Dans cette affaire, des efforts sont déployés pour obtenir un nouveau procès qui puisse prouver son innocence après des années injustement passées dans le couloir de la mort. En éveillant les consciences, d’autres victoires « à mains nues » sont possibles.
– Au cours des 15 dernières années, Sant’Egidio a organisé des congrès internationaux des ministres de la justice des pays abolitionnistes et rétentionnistes afin de promouvoir les échanges et de partager les pratiques vertueuses avec des pays qui s’étaient engagés dans des voies de révision – parfois seulement partielle – de leur système judiciaire, avec des processus significatifs de maturation des choix abolitionnistes couronnés dans plusieurs cas par des changements permanents de la constitution ou du code pénal. Le travail de lobbying auprès des patients réalisé au cours de ces années a facilité le chemin vers l’abolition de la peine capitale en accompagnant l’élan moral de l’analyse politique, culturelle et aussi technico-juridique des différents contextes. En 2022, quatre pays ont aboli la peine capitale : l’Afrique centrale le 29/5/2022, le Kazakhstan le 6/6/22, la Malaisie le 13/6/2022 et la Guinée équatoriale le 20/9.

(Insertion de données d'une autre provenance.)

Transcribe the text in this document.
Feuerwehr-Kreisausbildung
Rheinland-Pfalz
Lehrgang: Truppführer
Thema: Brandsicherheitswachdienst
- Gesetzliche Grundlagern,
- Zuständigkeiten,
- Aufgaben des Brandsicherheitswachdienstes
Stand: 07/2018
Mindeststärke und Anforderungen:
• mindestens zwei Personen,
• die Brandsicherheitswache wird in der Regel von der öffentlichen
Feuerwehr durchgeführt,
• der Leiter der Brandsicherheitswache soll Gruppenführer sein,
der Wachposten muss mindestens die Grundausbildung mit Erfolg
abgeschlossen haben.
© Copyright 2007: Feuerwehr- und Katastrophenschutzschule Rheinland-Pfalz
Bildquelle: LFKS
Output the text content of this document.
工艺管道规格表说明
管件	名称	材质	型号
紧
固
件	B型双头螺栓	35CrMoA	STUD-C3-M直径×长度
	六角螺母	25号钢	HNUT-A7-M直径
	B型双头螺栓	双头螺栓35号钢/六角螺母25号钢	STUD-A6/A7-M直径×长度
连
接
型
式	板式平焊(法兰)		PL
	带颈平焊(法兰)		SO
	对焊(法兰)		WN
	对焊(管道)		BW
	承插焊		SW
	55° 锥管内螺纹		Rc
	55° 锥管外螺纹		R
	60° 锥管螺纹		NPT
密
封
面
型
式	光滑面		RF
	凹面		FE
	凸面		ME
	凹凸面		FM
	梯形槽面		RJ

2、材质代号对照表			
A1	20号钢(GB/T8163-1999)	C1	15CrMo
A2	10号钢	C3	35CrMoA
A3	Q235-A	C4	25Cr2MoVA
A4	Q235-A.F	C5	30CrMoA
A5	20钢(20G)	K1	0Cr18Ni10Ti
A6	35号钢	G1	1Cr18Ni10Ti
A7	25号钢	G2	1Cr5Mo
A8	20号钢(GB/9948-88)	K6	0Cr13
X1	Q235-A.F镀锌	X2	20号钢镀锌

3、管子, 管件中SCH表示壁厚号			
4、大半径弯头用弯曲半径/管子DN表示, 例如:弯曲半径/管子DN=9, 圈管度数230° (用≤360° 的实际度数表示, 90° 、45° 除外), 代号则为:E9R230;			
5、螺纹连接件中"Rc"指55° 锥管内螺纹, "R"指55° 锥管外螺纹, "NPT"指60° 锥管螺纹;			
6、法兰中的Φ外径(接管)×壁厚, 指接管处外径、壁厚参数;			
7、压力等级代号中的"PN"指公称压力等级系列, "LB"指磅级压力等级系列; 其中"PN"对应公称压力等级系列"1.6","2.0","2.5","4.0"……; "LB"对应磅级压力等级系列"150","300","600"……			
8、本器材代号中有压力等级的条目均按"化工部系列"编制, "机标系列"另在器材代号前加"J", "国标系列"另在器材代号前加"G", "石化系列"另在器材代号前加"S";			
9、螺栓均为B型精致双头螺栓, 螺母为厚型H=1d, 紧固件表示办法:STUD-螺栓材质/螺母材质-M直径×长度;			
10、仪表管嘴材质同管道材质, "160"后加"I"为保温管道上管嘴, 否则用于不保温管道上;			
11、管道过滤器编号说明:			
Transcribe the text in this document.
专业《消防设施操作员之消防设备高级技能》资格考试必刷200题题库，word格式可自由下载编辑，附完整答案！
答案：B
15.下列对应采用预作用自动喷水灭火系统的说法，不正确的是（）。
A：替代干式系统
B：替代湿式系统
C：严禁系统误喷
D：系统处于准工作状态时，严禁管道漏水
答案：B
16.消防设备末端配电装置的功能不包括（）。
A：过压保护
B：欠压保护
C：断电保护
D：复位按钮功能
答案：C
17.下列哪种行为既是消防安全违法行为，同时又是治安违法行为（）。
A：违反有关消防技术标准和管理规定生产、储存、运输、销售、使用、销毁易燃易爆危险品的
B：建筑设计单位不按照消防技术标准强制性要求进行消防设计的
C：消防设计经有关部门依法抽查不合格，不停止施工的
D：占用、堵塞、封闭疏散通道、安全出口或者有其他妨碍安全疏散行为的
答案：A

– Soutien et relance de l’action du pape François en faveur de l’abolition. Le pape a souvent pris la parole pour demander l’abolition de la peine de mort et la suppression des justifications morales de l’utilisation extraordinaire et « exceptionnelle » de cette mesure dans des contextes particuliers. Une vidéo du Pape intitulée « Pour l’abolition de la peine de mort » a eu un très large écho et a relancé dans le monde la position claire de l’Eglise selon laquelle, à la lumière de l’Evangile, la peine de mort est inadmissible. Les Églises locales et les Conférences épiscopales nationales ou sous-régionales ont entamé un processus significatif de reconnaissance du message du Pape, également à travers l’amendement du n° 2267 du Catéchisme de l’Église catholique, qui réaffirme le non à la peine de mort, un point de non-retour également sur le plan doctrinal.
Non seulement la peine de mort est inadmissible à la lumière de l’Évangile, mais elle est contraire à tout sens d’humanité et de justice propre aux démocraties modernes.